On the disposal of the property or a business asset, the relief on Capital Gains Tax (CGT) is quite widely known. The main requirement for the principal private residence relief (PPR) is the residence on the intended property by a taxpayer.
There are still questions around it because you might be thinking of the period and the timing of your presence in the relevant house.
What if you are not living permanently in your house? And, how long do you have to live in your residence to avail yourself the relief?
We will try to answer all these concerns.
What is principal private residence relief?
Making a profit out of the property selling or an asset makes you liable to pay CGT on the sale. Under few conditions, you may get to enjoy your profits completely tax-free under private residence relief . The requirement will be top-hole if you have only one home at a time. In that case, you just have to show some additional evidence to claim the relief.
Under what conditions your relief will be denied?
Lets just go through with a scenario-based example. A taxpayer was living in a property without gas supply services. He had to use cold water during this period and he buys food from the local market because he can’t cook at home. Now, he is claiming relief. He also claimed council tax exemption based on the scenario.
Now HMRC is smart. They will quickly land on the conclusion that he only lived there for the purpose of repairs. His request will be denied.
What if you own several properties?
Miss Julia Blackwood owns multiple properties. She claimed the relief for her primary property. HMRC goes after her electricity usage and they find electricity usage to be zero. The request made by Miss Blackwood will be denied on the grounds that she had not lived there.
Mr. Jonathan Steed inherited the property but lives in his other main residence. He now occasionally lives in his inherited property. He is using his main residence for capital gains tax. His change of mind drives him to declare his inherited property as his main one. Now he wants to claim property residence relief (under section 222) on his inherited property.
HMRC will deny Mr. Steed’s claim that the inherited property had never been his main property.
How to work out private residence relief?
The scheme has some quirks to it. HMRC has approved some recent claims, so it is worth looking into. If you think that you can make a legitimate claim then give it a go.

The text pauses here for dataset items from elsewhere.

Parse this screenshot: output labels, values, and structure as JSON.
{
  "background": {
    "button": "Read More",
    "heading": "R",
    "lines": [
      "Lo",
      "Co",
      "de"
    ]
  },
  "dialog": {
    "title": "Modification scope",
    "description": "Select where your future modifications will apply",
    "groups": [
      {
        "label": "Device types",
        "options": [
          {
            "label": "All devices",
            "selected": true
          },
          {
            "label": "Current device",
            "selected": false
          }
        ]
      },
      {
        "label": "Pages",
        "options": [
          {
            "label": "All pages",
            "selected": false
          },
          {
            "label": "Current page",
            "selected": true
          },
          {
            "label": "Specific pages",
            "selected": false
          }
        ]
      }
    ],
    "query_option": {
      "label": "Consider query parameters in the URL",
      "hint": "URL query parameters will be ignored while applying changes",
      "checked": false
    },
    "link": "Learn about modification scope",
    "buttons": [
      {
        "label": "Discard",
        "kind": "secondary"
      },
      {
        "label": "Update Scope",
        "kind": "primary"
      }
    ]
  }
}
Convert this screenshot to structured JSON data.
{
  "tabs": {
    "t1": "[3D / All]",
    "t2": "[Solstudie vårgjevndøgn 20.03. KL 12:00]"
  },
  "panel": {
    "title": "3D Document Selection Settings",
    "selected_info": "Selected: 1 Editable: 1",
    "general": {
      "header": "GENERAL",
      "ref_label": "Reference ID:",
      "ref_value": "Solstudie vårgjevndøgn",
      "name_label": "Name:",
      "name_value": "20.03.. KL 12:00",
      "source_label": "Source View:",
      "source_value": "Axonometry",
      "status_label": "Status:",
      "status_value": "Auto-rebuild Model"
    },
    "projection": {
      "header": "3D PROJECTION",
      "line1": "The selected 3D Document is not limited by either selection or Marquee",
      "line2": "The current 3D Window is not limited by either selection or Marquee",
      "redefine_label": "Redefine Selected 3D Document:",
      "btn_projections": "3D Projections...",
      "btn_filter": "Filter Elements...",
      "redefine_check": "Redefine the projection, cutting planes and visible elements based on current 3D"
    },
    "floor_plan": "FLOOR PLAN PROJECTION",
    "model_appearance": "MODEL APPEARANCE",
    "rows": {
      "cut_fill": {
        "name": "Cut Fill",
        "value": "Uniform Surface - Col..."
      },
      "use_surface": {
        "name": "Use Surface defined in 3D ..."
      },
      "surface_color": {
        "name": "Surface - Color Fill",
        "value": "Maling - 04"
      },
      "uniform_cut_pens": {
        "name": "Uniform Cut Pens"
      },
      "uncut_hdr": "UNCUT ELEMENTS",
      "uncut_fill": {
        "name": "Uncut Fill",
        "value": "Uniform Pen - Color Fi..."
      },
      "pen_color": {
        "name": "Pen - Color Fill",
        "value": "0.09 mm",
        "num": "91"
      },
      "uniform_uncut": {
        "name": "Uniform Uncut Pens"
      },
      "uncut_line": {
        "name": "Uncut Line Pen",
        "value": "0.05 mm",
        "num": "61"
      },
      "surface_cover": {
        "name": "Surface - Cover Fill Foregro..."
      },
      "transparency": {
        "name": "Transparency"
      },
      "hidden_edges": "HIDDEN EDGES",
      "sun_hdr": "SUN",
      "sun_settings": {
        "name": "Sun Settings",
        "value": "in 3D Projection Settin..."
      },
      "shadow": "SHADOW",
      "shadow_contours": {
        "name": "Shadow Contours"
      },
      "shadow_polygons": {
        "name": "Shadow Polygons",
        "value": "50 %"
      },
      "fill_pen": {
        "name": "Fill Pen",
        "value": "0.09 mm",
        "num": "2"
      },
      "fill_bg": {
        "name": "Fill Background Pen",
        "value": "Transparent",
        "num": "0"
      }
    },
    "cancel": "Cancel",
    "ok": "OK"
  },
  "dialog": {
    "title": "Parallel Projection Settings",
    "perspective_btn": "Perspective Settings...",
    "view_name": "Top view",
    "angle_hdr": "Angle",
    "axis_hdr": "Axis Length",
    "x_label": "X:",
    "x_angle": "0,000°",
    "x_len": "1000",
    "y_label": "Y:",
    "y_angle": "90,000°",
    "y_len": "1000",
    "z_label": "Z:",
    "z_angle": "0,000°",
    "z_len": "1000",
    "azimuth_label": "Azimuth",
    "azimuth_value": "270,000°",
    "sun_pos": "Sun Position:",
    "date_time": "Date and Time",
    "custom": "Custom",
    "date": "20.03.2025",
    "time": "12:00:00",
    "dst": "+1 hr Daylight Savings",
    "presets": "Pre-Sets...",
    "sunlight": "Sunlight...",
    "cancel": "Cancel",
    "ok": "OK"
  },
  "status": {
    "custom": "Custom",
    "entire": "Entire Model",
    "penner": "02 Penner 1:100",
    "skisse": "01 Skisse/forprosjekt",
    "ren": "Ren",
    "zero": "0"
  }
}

The ownership period will start from the date the dwelling house was acquired. It will end when it is disposed of.
As long as the dwelling house has been the main residence, the last 18-month period will be used to qualify for the relief. It doesn’t matter for what purpose you were using that property.

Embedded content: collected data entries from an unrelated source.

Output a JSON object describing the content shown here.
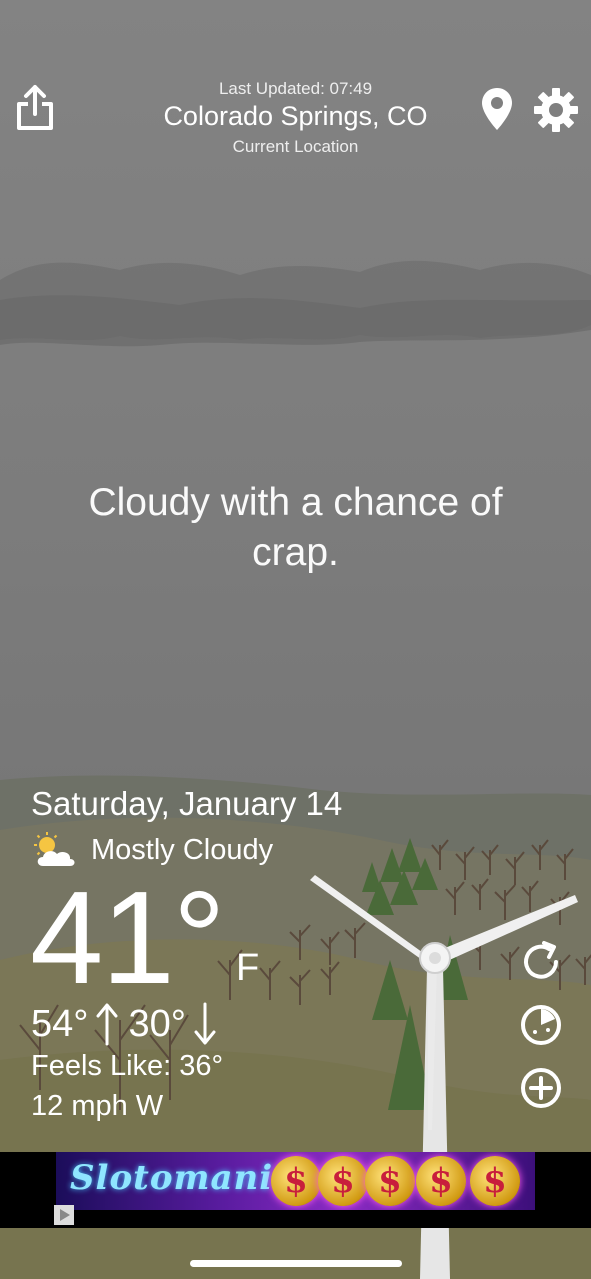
{
  "header": {
    "last_updated": "Last Updated: 07:49",
    "city": "Colorado Springs, CO",
    "location_label": "Current Location",
    "share_icon": "share-icon",
    "location_icon": "location-pin-icon",
    "settings_icon": "gear-icon"
  },
  "tagline": "Cloudy with a chance of crap.",
  "current": {
    "date": "Saturday, January 14",
    "condition": "Mostly Cloudy",
    "condition_icon": "partly-cloudy-icon",
    "temperature": "41°",
    "unit": "F",
    "high": "54°",
    "low": "30°",
    "feels_like": "Feels Like: 36°",
    "wind": "12 mph W"
  },
  "side_actions": {
    "refresh_icon": "refresh-icon",
    "radar_icon": "radar-icon",
    "add_icon": "add-circle-icon"
  },
  "ad": {
    "brand": "Slotomania",
    "coin_symbol": "$"
  },
  "colors": {
    "sky": "#7d7d7d",
    "hills_far": "#6f7268",
    "hills_near": "#7a7653",
    "tree_green": "#4f6b3a",
    "text": "#ffffff"
  }
}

In some circumstances, when the house is not in use and comes into the category of the main house. The house will still qualify for the relief. The periods of actual occupation comes in when calculating the profits that qualifies for the relief.
What is the condition for PPR if the house is not occupied?
For 12 straight months if the house is not occupied by the resident he can’t sell the old home, it can not be treated as the main residence in that period. The condition will also be applicable if the new house is undergoing renovations. If you can make an exceptional case, HMRC can also consider a period of two years.
What if you want to build your own house?
Not a lot of people can buy a house. Some actually prefer to construct it. The same conditions will be applied in that case.
What other conditions will apply?
If you are a businessman and a global citizen then it’s not possible for you to live in one house permanently. In some certain conditions the absence period can be treated as residence time only if:
- There’s no other dwelling house that qualifies for relief during the period.
- And, there is some time when the dwelling house remains as the main house, either it is before or after the period.
What is the qualifying period of absence?
Here is the qualifying period of absence from the dwelling house:
- No matter the reason, absence should not exceed three-year time;
- If the owner is outside the UK and doing his job out of the country;
- Total absence of not more than four years if the individual is doing a long-distance job that is restricting his presence at home. Also, if your employer wants you to do the job away from home.